Expand CSS hex shorthand
CSS lets you write a hex color in a compact 3-digit form, where #F80 is exactly the same color as #FF8800. This tool expands that shorthand — and the 4-digit alpha variant #RGBA — into the full canonical form by doubling each digit, validates the input, and previews the result with a live swatch. It is the quick way to normalize colors before storing or comparing them.
How it works
Expansion is a simple per-digit doubling: every single hex digit is repeated to form a byte.
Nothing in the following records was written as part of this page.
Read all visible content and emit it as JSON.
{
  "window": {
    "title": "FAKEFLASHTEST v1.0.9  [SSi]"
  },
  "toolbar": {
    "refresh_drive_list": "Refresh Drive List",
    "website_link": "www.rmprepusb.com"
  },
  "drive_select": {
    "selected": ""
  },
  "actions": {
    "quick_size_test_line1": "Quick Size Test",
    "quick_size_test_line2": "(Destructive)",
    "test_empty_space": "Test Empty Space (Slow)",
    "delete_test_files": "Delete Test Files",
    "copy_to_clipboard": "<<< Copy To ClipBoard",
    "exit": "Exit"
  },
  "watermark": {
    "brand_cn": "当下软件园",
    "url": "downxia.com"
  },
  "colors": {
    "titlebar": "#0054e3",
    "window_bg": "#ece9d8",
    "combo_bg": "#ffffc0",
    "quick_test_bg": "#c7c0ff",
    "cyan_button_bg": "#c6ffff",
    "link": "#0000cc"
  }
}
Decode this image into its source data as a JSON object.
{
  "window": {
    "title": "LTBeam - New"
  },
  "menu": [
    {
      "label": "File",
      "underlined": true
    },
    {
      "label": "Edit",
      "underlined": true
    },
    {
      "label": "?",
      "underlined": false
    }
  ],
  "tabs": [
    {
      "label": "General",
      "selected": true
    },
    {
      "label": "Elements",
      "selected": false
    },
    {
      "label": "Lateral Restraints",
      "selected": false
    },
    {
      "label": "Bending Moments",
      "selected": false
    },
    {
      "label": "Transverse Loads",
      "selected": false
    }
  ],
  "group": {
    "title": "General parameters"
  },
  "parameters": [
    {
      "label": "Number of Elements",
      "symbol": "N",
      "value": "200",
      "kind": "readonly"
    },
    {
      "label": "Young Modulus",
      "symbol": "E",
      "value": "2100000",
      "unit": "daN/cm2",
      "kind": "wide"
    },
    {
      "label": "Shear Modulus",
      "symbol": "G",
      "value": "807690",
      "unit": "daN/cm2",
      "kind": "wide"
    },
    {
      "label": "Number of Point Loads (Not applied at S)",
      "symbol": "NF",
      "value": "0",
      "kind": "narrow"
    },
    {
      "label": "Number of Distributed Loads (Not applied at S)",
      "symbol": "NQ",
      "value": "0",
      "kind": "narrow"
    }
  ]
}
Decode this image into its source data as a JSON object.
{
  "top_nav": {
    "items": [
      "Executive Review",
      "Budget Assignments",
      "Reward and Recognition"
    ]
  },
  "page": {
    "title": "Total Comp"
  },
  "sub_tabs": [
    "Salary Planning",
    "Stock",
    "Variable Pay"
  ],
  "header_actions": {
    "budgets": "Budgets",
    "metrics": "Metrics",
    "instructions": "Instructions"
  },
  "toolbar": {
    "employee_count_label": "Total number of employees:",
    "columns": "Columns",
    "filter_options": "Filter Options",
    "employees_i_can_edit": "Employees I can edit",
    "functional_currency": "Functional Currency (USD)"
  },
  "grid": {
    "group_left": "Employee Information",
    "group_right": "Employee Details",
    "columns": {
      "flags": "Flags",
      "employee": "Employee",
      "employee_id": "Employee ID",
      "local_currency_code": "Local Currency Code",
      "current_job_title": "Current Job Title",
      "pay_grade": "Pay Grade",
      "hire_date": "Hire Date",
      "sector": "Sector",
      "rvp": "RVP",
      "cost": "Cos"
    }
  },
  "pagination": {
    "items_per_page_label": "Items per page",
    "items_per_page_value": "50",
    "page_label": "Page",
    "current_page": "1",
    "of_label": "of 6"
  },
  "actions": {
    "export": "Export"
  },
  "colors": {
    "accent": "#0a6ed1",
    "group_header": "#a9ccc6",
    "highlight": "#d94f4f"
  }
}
So #F80 expands as F to FF, 8 to 88, 0 to 00, giving #FF8800. The same rule applies to the 4-digit alpha shorthand, where the fourth digit becomes the alpha byte: #F80a becomes #FF8800AA. The tool first strips an optional leading hash, checks that the body is valid hex and a legal length (3, 4, 6, or 8), then either expands the short forms or passes the already-full forms through unchanged.
Example and notes
#abc expands to #aabbcc, and #0f08 expands to #00ff0088. Remember the key trick: doubling keeps the value proportional, which is why #F80 is not #F08000. Shorthand is lossy in reverse — only colors whose channels are doubled digits (16 levels each) can be shortened — so most real-world colors like #3b82f6 simply have no shorthand and must remain in long form.